Anduril chief executive Brian W. Schimpf and chief operative officer Matthew M. Grimm also both previously worked at Palantir. According to early reports from The New York Times, Founders Fund planned to invest in Anduril and “sees Mr. Luckey’s venture in the mould of Palantir Technologies, a data-mining company co-founded by Mr. Thiel, which serves a wide range of clients, including intelligence agencies”. (Palantir is also a Tolkien reference for a magical crystal ball that allows communication to distant lands and other eras.)

In addition to Middle-earth references and defence contracts, Thiel and Luckey seem to align politically. Thiel is an advisor to Trump, and Luckey’s departure from Facebook stemmed from reports that he funded a pro-Trump shitposter meme-battle group.

TechCrunch asserts that Anduril will likely focus on VR and AR because the company employs former Oculus staffers. TechCrunch also reports that a source who spoke with Luckey told the outlet that Palmer wants to find ways to use AR for defence.

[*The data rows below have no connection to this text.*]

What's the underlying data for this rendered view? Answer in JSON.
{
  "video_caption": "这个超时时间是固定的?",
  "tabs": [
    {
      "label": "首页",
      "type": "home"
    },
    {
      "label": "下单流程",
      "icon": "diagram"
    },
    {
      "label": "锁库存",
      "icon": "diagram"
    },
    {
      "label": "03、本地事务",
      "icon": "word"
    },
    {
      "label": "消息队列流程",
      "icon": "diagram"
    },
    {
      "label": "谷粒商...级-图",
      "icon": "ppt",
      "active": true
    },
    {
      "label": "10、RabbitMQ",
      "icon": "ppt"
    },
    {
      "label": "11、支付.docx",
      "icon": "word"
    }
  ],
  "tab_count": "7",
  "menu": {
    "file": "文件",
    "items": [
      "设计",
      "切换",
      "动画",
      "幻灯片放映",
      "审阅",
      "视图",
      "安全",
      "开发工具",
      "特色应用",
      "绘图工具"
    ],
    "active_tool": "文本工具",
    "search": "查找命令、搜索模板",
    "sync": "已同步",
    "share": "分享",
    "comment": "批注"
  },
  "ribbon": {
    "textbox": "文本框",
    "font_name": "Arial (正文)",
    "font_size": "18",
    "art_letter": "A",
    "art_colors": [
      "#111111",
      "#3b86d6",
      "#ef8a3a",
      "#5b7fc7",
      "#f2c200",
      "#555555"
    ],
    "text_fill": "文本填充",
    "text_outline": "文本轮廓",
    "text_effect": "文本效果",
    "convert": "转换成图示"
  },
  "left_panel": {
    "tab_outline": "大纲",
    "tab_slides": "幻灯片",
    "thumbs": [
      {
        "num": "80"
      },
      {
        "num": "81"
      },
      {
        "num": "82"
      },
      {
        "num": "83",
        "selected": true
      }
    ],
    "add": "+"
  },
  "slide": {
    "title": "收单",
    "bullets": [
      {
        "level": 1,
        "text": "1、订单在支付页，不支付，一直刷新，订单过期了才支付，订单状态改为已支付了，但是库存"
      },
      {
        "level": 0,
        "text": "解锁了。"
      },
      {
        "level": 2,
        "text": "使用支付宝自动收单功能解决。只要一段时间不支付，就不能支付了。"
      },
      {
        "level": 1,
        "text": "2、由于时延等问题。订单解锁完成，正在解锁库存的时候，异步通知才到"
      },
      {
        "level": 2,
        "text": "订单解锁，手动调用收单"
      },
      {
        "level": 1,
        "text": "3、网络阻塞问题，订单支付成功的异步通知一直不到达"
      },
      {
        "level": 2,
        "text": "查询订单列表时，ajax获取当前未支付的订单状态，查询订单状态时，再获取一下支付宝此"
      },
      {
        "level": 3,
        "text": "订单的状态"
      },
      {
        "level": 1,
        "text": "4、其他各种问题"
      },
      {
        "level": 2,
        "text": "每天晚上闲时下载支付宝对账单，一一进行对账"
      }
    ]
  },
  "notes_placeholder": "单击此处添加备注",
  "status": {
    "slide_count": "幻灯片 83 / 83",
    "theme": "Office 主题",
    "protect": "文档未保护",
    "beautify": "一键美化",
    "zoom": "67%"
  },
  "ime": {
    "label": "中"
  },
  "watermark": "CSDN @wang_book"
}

There’s no telling what other creepy, sci-fi technology Luckey is looking to introduce to the battlefields. An Anduril job posting shows the company is recruiting engineers with experience in computer vision, sensors, lidar, radar, aeronautics, automation and robotics.

In an interview last May with MoguraVR, Luckey said he is “trying to once more change VR,” but also expressed interest in technology that connects directly to the brain.

Anduril and Founders Fund did not respond to Gizmodo’s request for a comment.